The Flowerpot Men - Let's Go To San Francisco
The Flowerpot Men were a British studio band created by Ivy League songwriters John Carter and Ken Lewis to capitalize on 1967's flower power fad. The band name came from the same children's show that inspired Peter Gabriel to dress like a flowerpot on his head a few years later, plus there's that "flower"+"pot" pun. The single sleeve calls them "The Flower Potmen" and also misspells the city name as "San Fransisco"!. The singer is the legendary Tony Burrows and the keyboards and bass are played by future Deep Purple members Nick Simper and Jon Lord. I suspect that this song provided direct inspiration for Spinal Tap's "(Listen to the) Flower People" (video)
The Great Society - Somebody To Love
Translator - Today
The Jefferson Airplane's Surrealistic Pillow album was released in February 1967, so it's 40 years old now. Both of the hits from that album ("Somebody To Love" and "White Rabbit") came from Grace Slick's former band, the Great Society, but the former was the only one recorded while Grace was in the band. The Society's original version of "Somebody To Love" sounds like a demo for the Airplane's hit version, it's not quite as powerful, but also not as played to death on classic rock radio. Twenty years later, San Francisco's own Translator covered another Pillow tune, "Today", as a bonus track on their Everywhere That I'm Not compilation. Translator's four albums are set to be reissued on Wounded Bird later this year, but this cover isn't on any of them. One recent observer described Translator as "sort of a harder-rocking, less Stipe-y R.E.M.". This next S.F. Summer of Love cover song probably won't meet with this observer's approval.
The Golden Palominos - Omaha
This is a cover of a Moby Grape song from the 1985 Visions of Excess LP, with lead vocals by Michael Stipe of R.E.M. The Golden Palominos were a rotating cast headed by drummer Anton Fier (who probably thought those MIDI drums were a good idea), bassist Bill Laswell, and others. The guitars on this song by Henry Kaiser and Chris Stamey. Rolling Stone's album review of Visions said that this group had "enough combined hipness to make even a Moby Grape song sound cool and contemporary". I eschew any definition of "cool" that excludes Moby Grape. Their 1967 debut still sounds great in 2007, while this contempo 80s cover sounds silly and dated in spots (especially those spots with MIDI drums).

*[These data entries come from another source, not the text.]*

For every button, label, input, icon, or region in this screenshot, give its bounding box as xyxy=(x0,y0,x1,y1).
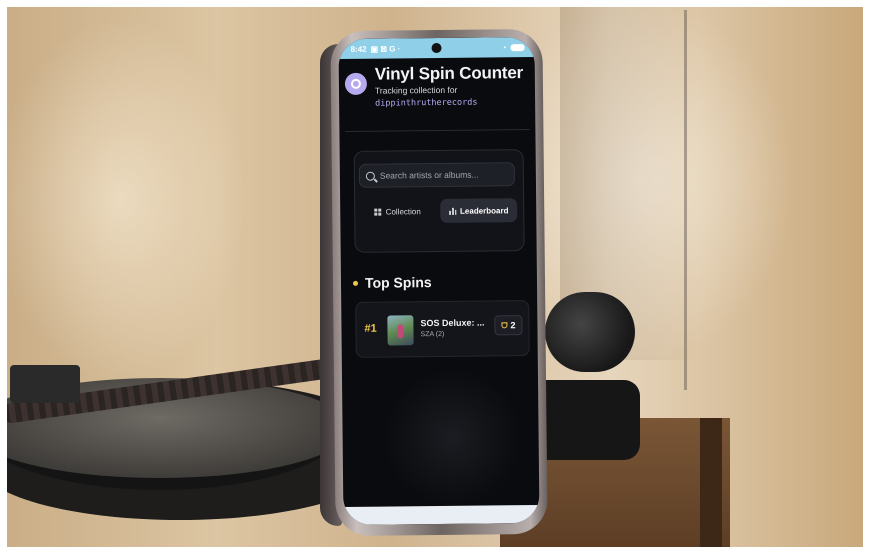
tonearm-pivot xyxy=(545,292,635,372)
photo-scene: 8:42 ▣ ⊠ G · ◔ Vinyl Spin Counter Tracki… xyxy=(0,0,870,554)
phone-screen: 8:42 ▣ ⊠ G · ◔ Vinyl Spin Counter Tracki… xyxy=(338,36,540,526)
cartridge xyxy=(10,365,80,403)
app-title: Vinyl Spin Counter xyxy=(374,63,524,84)
controls-card: Search artists or albums... Collection L… xyxy=(353,149,525,253)
status-time: 8:42 xyxy=(350,44,367,54)
screen-reflection xyxy=(381,367,524,509)
spin-count: 2 xyxy=(510,320,516,331)
trophy-icon xyxy=(501,322,508,329)
app-subtitle: Tracking collection for xyxy=(374,84,458,96)
username: dippinthrutherecords xyxy=(375,97,478,109)
app-header: Vinyl Spin Counter Tracking collection f… xyxy=(344,63,529,110)
vinyl-record-icon xyxy=(344,72,368,95)
status-notification-icons: ▣ ⊠ G · xyxy=(370,43,401,54)
tab-leaderboard-label: Leaderboard xyxy=(459,205,509,216)
top-spins-heading: Top Spins xyxy=(352,274,432,291)
artist-name: SZA (2) xyxy=(420,330,445,339)
search-placeholder: Search artists or albums... xyxy=(379,169,479,181)
spin-count-badge: 2 xyxy=(494,315,523,336)
battery-icon xyxy=(510,43,525,51)
screen-bottom-glare xyxy=(343,504,540,526)
dust-cover-edge xyxy=(684,10,687,390)
album-title: SOS Deluxe: ... xyxy=(420,317,485,329)
tab-leaderboard[interactable]: Leaderboard xyxy=(440,198,518,223)
tab-collection-label: Collection xyxy=(385,206,421,217)
search-input[interactable]: Search artists or albums... xyxy=(358,162,515,188)
front-camera xyxy=(431,42,442,54)
album-cover xyxy=(387,315,414,346)
search-icon xyxy=(365,171,375,181)
rank-label: #1 xyxy=(364,322,377,335)
table-edge xyxy=(700,418,722,554)
wifi-icon: ◔ xyxy=(501,42,507,52)
bullet-dot-icon xyxy=(352,280,359,286)
bar-chart-icon xyxy=(448,207,457,215)
header-divider xyxy=(345,129,530,132)
grid-icon xyxy=(374,208,382,216)
smartphone: 8:42 ▣ ⊠ G · ◔ Vinyl Spin Counter Tracki… xyxy=(330,28,548,537)
view-tabs: Collection Leaderboard xyxy=(359,198,518,224)
tab-collection[interactable]: Collection xyxy=(359,199,436,224)
leaderboard-row[interactable]: #1 SOS Deluxe: ... SZA (2) 2 xyxy=(355,300,530,358)
section-title: Top Spins xyxy=(364,274,432,291)
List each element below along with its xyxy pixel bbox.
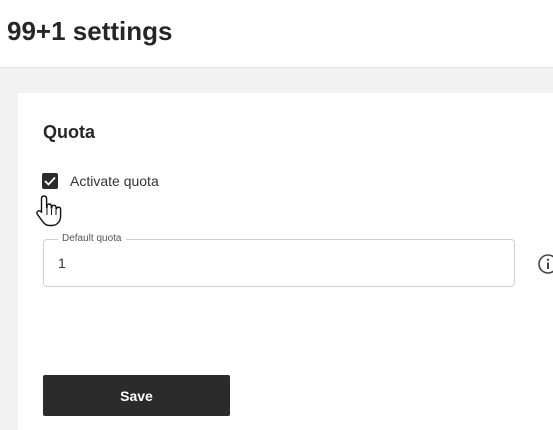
activate-quota-checkbox-row[interactable]: Activate quota bbox=[42, 171, 159, 191]
section-title: Quota bbox=[43, 122, 95, 142]
default-quota-value[interactable]: 1 bbox=[58, 254, 66, 272]
hand-pointer-icon bbox=[36, 195, 62, 227]
activate-quota-label: Activate quota bbox=[70, 173, 159, 189]
checkmark-icon bbox=[44, 176, 56, 186]
page-title: 99+1 settings bbox=[7, 16, 173, 46]
info-circle-icon[interactable] bbox=[537, 253, 553, 275]
save-button[interactable]: Save bbox=[43, 375, 230, 416]
activate-quota-checkbox[interactable] bbox=[42, 173, 58, 189]
settings-page: 99+1 settings Quota Activate quota Defau… bbox=[0, 0, 553, 430]
default-quota-field[interactable]: Default quota 1 bbox=[43, 233, 515, 287]
default-quota-legend: Default quota bbox=[58, 233, 126, 245]
quota-card: Quota Activate quota Default quota 1 Sav… bbox=[18, 93, 553, 430]
page-header: 99+1 settings bbox=[0, 0, 553, 68]
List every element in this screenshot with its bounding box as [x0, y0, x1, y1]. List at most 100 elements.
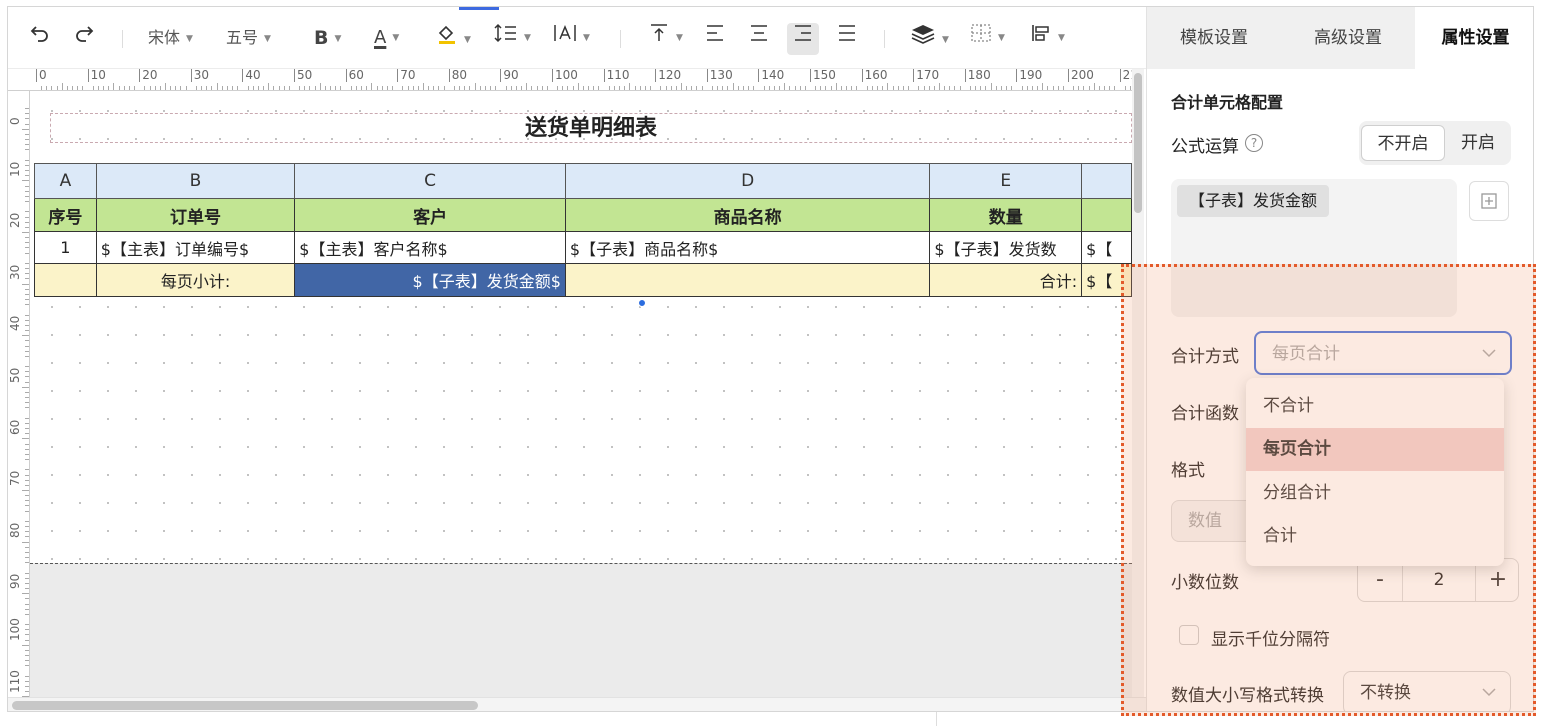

Pop Art Toasters - I Won't Hurt You
The Pop Art Toasters were a one-off duet with David Kilgour of the Clean and Martin Phillips of the Chills doing a 5-song EP of 60s covers. Hopefully this will put me back on the Translator observer's good graces. "I Won't Hurt You" was originally by the West Coast Pop Art Experimental Band in 1966, but I didn't hear the original version of this song until much later. The Pop Art Toasters EP is long out of print, but someone posted "I Won't Hurt You" just a few days ago.
"Dolphins, eskimos,.. it's all a bunch of tree hugging hippie crap!" - Eric Cartman
1 comment:
I once heard 8:05 on Muzak, which I found a bit insulting to a band that I admire. The Golden Palominos song is an even lesser cover.